I began life as an acorn seed dropped into the soil and trampled on by squirrels, their ancestors now climb my branches, build nests and teach their young how to forge my fruits. They must be aware of the white-headed owls who have feasted on the squirrel babies.
I have stood alone and witnessed the evolution of this prairie. As a sapling, I watched the men stealth through the forest and with accurate arrows pierce the heart of the bucks with antlers like tree branches on top of their heads. I give shelter to many. My acorns feed the squirrels, the white-tail deer, porcupines and the black bear and the men who hunted the bison herds. Birds come and peck at my bark to eat the insects.
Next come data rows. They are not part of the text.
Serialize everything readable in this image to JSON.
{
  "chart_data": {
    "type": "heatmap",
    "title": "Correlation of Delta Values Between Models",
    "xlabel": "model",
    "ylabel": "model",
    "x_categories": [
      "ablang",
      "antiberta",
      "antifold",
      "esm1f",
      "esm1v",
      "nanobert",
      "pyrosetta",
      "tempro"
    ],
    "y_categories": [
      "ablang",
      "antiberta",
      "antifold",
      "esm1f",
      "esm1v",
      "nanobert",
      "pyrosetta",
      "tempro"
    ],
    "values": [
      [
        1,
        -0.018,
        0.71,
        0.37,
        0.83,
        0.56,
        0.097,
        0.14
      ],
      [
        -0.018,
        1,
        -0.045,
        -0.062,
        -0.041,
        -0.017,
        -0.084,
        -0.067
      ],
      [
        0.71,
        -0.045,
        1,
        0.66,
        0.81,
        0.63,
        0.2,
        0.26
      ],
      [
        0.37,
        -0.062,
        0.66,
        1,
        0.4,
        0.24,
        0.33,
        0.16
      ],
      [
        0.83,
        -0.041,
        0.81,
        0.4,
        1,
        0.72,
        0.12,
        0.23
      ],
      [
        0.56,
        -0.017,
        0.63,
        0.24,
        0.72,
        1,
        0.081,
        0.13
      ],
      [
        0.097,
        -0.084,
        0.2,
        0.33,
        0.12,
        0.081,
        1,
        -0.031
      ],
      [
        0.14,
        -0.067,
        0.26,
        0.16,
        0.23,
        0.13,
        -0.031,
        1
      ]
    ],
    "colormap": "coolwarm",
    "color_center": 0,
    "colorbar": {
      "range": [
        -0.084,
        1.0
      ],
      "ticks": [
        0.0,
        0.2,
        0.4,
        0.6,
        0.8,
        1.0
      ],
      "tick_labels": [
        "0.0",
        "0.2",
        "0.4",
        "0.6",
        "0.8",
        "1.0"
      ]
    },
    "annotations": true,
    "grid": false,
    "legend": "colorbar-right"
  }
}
My taproot is deep in the earth in search of water. The nearby creek waters feed me making me strong like a fortress needing two tall men with long arms to encircle the girth of my trunk. At times, the creek banks overflowed and other times I was left thirsting for water with the heat of the sun baking my branches and leaves wilting.
My leaves come and go from my branches. When the air becomes crisp they fall away and cover the earth beneath me. The snow covers my naked branches while the squirrels and owls seek comfort in the hollows of my trunk. And when the heat rises higher in the sky again, my sap runs through my veins. Leaf buds open to give my branches cover once more and shade to the prairie.
I have stood in this place and have seen many leaves drop and come to be born on my branches. I am old. How do I know this? Those of you who study us, know our rings tell our stories when we are cut down. I lost my mother and father, sisters and brothers, aunts and uncles, cousins, if it wasn’t the fires destroying us, it was the men cutting us taking our bodies to build their houses I’ve seen on the edge of the prairie. The road that has cut through the prairie brought men who turned up the earth and killed the bison so that only the hardiest of us survived the holocaust.
As my trunk grew wide and my branches tall, I could see the city buildings. More people came with their machines on wheels that moves without the four-legged breast. These machines leave a foul smell in the air as they snake through the short green grasses, not like the tall prairie grasses that covered the ground. The pale skin men walk the ground with sticks hitting a white bird that flies through the air and is eventually put in a hole in the ground. Only to be retrieved and hit again and again flying through the air. For this my family and home was destroyed.
It was a black night with sheets of water falling from the sky. The machine on wheels lights were coming towards me, coming too fast around the curve where I stand now on the side of the road. BAM! It hit my trunk with such force I bear the scars to this day. But I did not fall, my roots run deep into the earth. I did not yield to the machine on wheels not made of the wood of my ancestors. Instead it crumbled upon impact from the strength of my trunk. I could smell something foul left by machine on wheels as it tried to stop before it left the trail. The machine was burning and smoking and from within I heard a faint moan.
Soon the rhythmic wail of more machines on wheels came for the moaning. The men in the wailing machines tried to pull the moaner out of the wreckage but it was tightly wrapped around his body. My trunk did a good job of saving me.
One of the men called out to the man in the wrecked machine, “Can you hear me, what’s your name?”
“I smell booze,” he said to another man near him. “Bring me those so I can cut some of this metal away from him. I think I can pull him out.”
“I think he’s coming ‘round. Mister, can you tell me, what’s your name?”
“Norm, my name is Norm I work at the Ford plant. Please call my wife Edie.
He talked no more and they took his broken body away in the wailing machine.
But I didn’t yield and my trunk bears the scars.